Google today announced the release of its new Gemini Long-Language (LLM) model, and with it, the company also released its new Cloud TPU v5p, an updated version of the Cloud TPU v5e, which launched in general availability earlier this year. A v5p pod consists of a total of 8,960 chips and is supported by Google’s fastest interconnect to date, with up to 4,800 Gpbs per chip.

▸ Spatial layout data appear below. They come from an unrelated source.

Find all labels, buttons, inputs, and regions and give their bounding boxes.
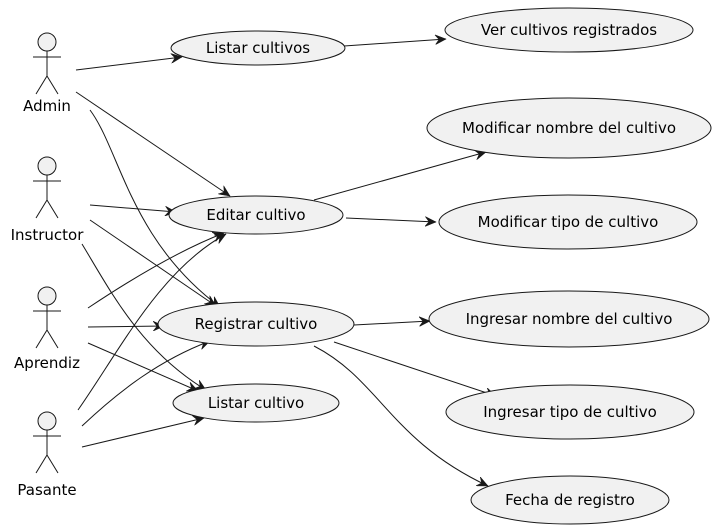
actor-aprendiz[interactable]: Aprendiz bbox=[14, 286, 80, 372]
usecase-ver-cultivos-registrados[interactable]: Ver cultivos registrados bbox=[444, 7, 694, 53]
relation-registrar-ingresar-nombre bbox=[353, 321, 430, 325]
usecase-modificar-tipo-label: Modificar tipo de cultivo bbox=[478, 213, 659, 231]
usecase-registrar-cultivo[interactable]: Registrar cultivo bbox=[157, 301, 355, 347]
relation-pasante-editar-cultivo bbox=[77, 233, 226, 411]
relation-aprendiz-registrar-cultivo bbox=[87, 326, 164, 327]
actor-instructor-label: Instructor bbox=[11, 226, 85, 244]
relations bbox=[75, 39, 496, 487]
actor-admin-body bbox=[33, 51, 61, 95]
relation-editar-modificar-tipo bbox=[345, 218, 436, 222]
actor-admin-label: Admin bbox=[23, 97, 71, 115]
actor-admin-head bbox=[37, 32, 57, 52]
relation-admin-listar-cultivos bbox=[75, 57, 182, 71]
usecase-modificar-nombre-label: Modificar nombre del cultivo bbox=[462, 119, 676, 137]
relation-aprendiz-editar-cultivo bbox=[87, 233, 224, 309]
relation-editar-modificar-nombre bbox=[313, 152, 486, 201]
usecase-fecha-de-registro-label: Fecha de registro bbox=[505, 491, 635, 509]
usecase-fecha-de-registro[interactable]: Fecha de registro bbox=[470, 475, 670, 525]
relation-pasante-registrar-cultivo bbox=[81, 341, 210, 427]
usecase-listar-cultivo-label: Listar cultivo bbox=[208, 394, 304, 412]
usecase-registrar-cultivo-label: Registrar cultivo bbox=[195, 315, 318, 333]
relation-admin-editar-cultivo bbox=[75, 91, 230, 197]
usecase-listar-cultivos-label: Listar cultivos bbox=[206, 39, 310, 57]
usecase-listar-cultivos[interactable]: Listar cultivos bbox=[170, 30, 346, 66]
usecase-modificar-nombre[interactable]: Modificar nombre del cultivo bbox=[426, 97, 712, 159]
usecase-ingresar-nombre[interactable]: Ingresar nombre del cultivo bbox=[428, 290, 710, 348]
actor-aprendiz-head bbox=[37, 286, 57, 306]
usecase-modificar-tipo[interactable]: Modificar tipo de cultivo bbox=[438, 194, 698, 250]
relation-instructor-listar-cultivo bbox=[81, 243, 206, 391]
actor-pasante-label: Pasante bbox=[17, 481, 76, 499]
usecase-listar-cultivo[interactable]: Listar cultivo bbox=[172, 383, 340, 423]
relation-registrar-fecha bbox=[313, 345, 488, 487]
actor-pasante-head bbox=[37, 411, 57, 431]
usecase-ver-cultivos-registrados-label: Ver cultivos registrados bbox=[481, 21, 657, 39]
usecase-editar-cultivo[interactable]: Editar cultivo bbox=[168, 195, 344, 235]
relation-aprendiz-listar-cultivo bbox=[87, 342, 198, 392]
relation-pasante-listar-cultivo bbox=[81, 418, 204, 448]
actor-pasante-body bbox=[33, 430, 61, 474]
actor-pasante[interactable]: Pasante bbox=[17, 411, 77, 499]
actor-aprendiz-body bbox=[33, 305, 61, 349]
actor-admin[interactable]: Admin bbox=[23, 32, 71, 115]
actor-instructor-body bbox=[33, 175, 61, 219]
actor-instructor-head bbox=[37, 156, 57, 176]
actor-instructor[interactable]: Instructor bbox=[11, 156, 85, 244]
usecase-ingresar-tipo-label: Ingresar tipo de cultivo bbox=[483, 403, 657, 421]
relation-registrar-ingresar-tipo bbox=[333, 341, 496, 396]
usecase-editar-cultivo-label: Editar cultivo bbox=[206, 206, 305, 224]
actor-aprendiz-label: Aprendiz bbox=[14, 354, 80, 372]
relation-instructor-registrar-cultivo bbox=[89, 219, 216, 307]
relation-admin-registrar-cultivo bbox=[89, 109, 220, 308]
usecase-ingresar-nombre-label: Ingresar nombre del cultivo bbox=[466, 310, 673, 328]
relation-listar-cultivos-ver-cultivos bbox=[343, 39, 446, 47]
usecase-ingresar-tipo[interactable]: Ingresar tipo de cultivo bbox=[445, 384, 695, 440]
relation-instructor-editar-cultivo bbox=[89, 204, 176, 212]
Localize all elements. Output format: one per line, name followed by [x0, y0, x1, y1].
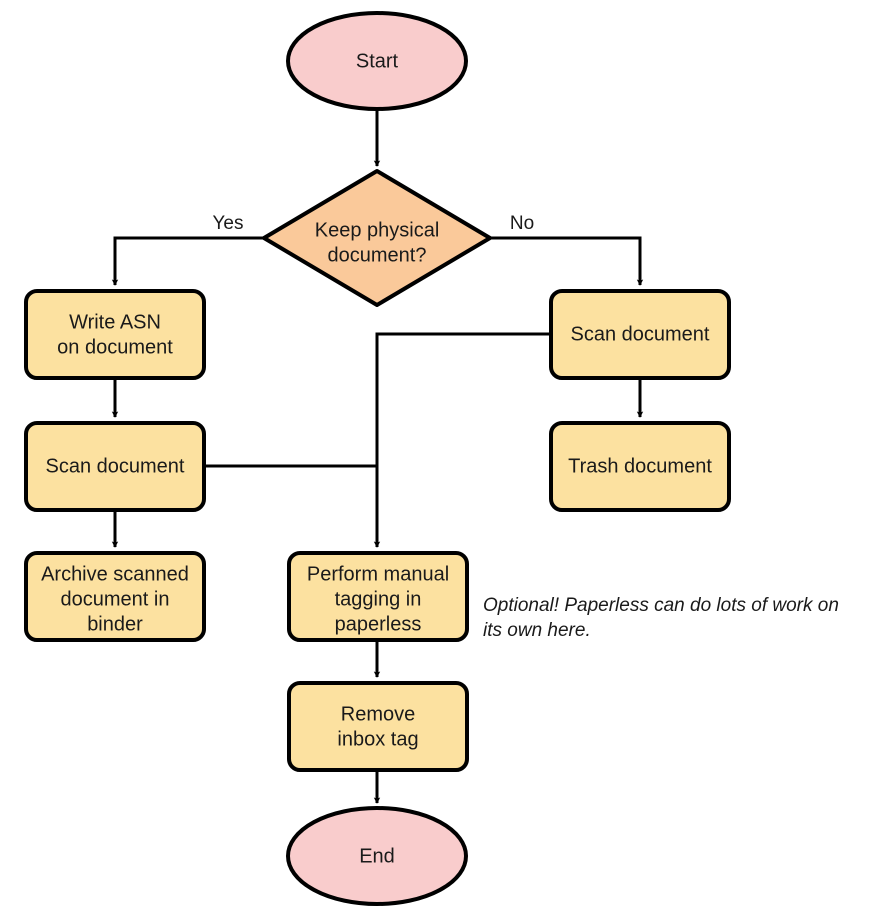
edge-decision-yes-to-write-asn: [111, 236, 264, 286]
node-write-asn-label-line1: Write ASN: [69, 311, 161, 333]
node-trash-shape[interactable]: [549, 421, 731, 512]
node-scan-document-left[interactable]: Scan document: [24, 421, 206, 512]
annotation-line1: Optional! Paperless can do lots of work …: [483, 595, 839, 616]
node-start-shape[interactable]: [286, 11, 468, 111]
edge-layer: [111, 110, 644, 804]
annotation-line2: its own here.: [483, 620, 591, 641]
node-archive-shape[interactable]: [24, 551, 206, 642]
node-write-asn-on-document[interactable]: Write ASN on document: [24, 289, 206, 380]
node-scan-document-right[interactable]: Scan document: [549, 289, 731, 380]
edge-scan-right-to-tagging: [373, 332, 551, 548]
node-archive-label-line3: binder: [87, 613, 143, 635]
node-decision-shape[interactable]: [262, 169, 492, 307]
node-end[interactable]: End: [286, 806, 468, 906]
node-keep-physical-document[interactable]: Keep physical document?: [262, 169, 492, 307]
edge-label-layer: Yes No: [213, 213, 535, 234]
node-perform-manual-tagging[interactable]: Perform manual tagging in paperless: [287, 551, 469, 642]
node-start[interactable]: Start: [286, 11, 468, 111]
node-remove-inbox-label-line1: Remove: [341, 703, 415, 725]
node-end-shape[interactable]: [286, 806, 468, 906]
edge-label-no: No: [510, 213, 534, 234]
node-remove-inbox-shape[interactable]: [287, 681, 469, 772]
edge-decision-no-to-scan-right: [490, 236, 644, 286]
node-archive-scanned-document[interactable]: Archive scanned document in binder: [24, 551, 206, 642]
node-write-asn-shape[interactable]: [24, 289, 206, 380]
node-remove-inbox-label-line2: inbox tag: [337, 728, 418, 750]
edge-label-yes: Yes: [213, 213, 244, 234]
node-layer: Start Keep physical document? Write ASN …: [24, 11, 731, 906]
node-archive-label-line1: Archive scanned: [41, 563, 189, 585]
node-tagging-label-line3: paperless: [335, 613, 422, 635]
node-trash-label: Trash document: [568, 455, 712, 477]
node-tagging-label-line2: tagging in: [335, 588, 422, 610]
node-write-asn-label-line2: on document: [57, 336, 173, 358]
node-decision-label-line1: Keep physical: [315, 219, 440, 241]
annotation-optional-note: Optional! Paperless can do lots of work …: [483, 595, 839, 641]
node-remove-inbox-tag[interactable]: Remove inbox tag: [287, 681, 469, 772]
node-scan-document-left-label: Scan document: [46, 455, 185, 477]
node-trash-document[interactable]: Trash document: [549, 421, 731, 512]
node-tagging-shape[interactable]: [287, 551, 469, 642]
node-scan-document-left-shape[interactable]: [24, 421, 206, 512]
node-start-label: Start: [356, 50, 399, 72]
node-scan-document-right-label: Scan document: [571, 323, 710, 345]
node-scan-document-right-shape[interactable]: [549, 289, 731, 380]
node-end-label: End: [359, 845, 395, 867]
node-tagging-label-line1: Perform manual: [307, 563, 449, 585]
node-decision-label-line2: document?: [328, 244, 427, 266]
node-archive-label-line2: document in: [61, 588, 170, 610]
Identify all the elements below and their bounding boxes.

Not surprisingly, Google promises that these chips are significantly faster than the v4 TPUs. The team claims that v5p features a 2x improvement in FLOPS and a 3x improvement in high-bandwidth memory. However, this is a bit like comparing the new Gemini model to the older OpenAI GPT 3.5 model. Google itself, after all, has already moved the latest technology beyond TPU v4. In many ways, however, the v5e pods were a bit of a downgrade from the v4 pod, with only 256 v5e chips per pod versus 4096 in the v4 pods, and a total of 197 TFLOPs of 16-bit floating-point performance per v5e chip versus 275 for the v4 chips. For the new v5p, Google promises up to 459 TFLOPs of 16-bit floating-point performance, supported by the fastest interface.
Image Credits: Google
Google says that all this means that TPU v5p can train a large language model like GPT3-175B 2.8 times faster than TPU v4 — and do it more cost-effectively (though TPU v5e, though slower, actually offers more relative return per dollar than v5p).


Image Credits: Google
“In our early usage, Google DeepMind and Google Research observed a 2x speedup for LLM training workloads using TPU v5p chips compared to performance on our TPU v4 generation,” writes Jeff Dean, Chief Scientist, Google DeepMind and Google Research. “Strong support of ML Frameworks (JAX, PyTorch, TensorFlow) and orchestration tools enables us to scale v5p even more efficiently. With the 2nd generation of SparseCores we also see a significant improvement in the performance of integrations-heavy workloads. TPUs are critical to enabling our larger-scale research and engineering effort on cutting-edge models like Gemini.”
The new TPU v5p is not yet generally available, so developers should contact their Google account manager to get listed.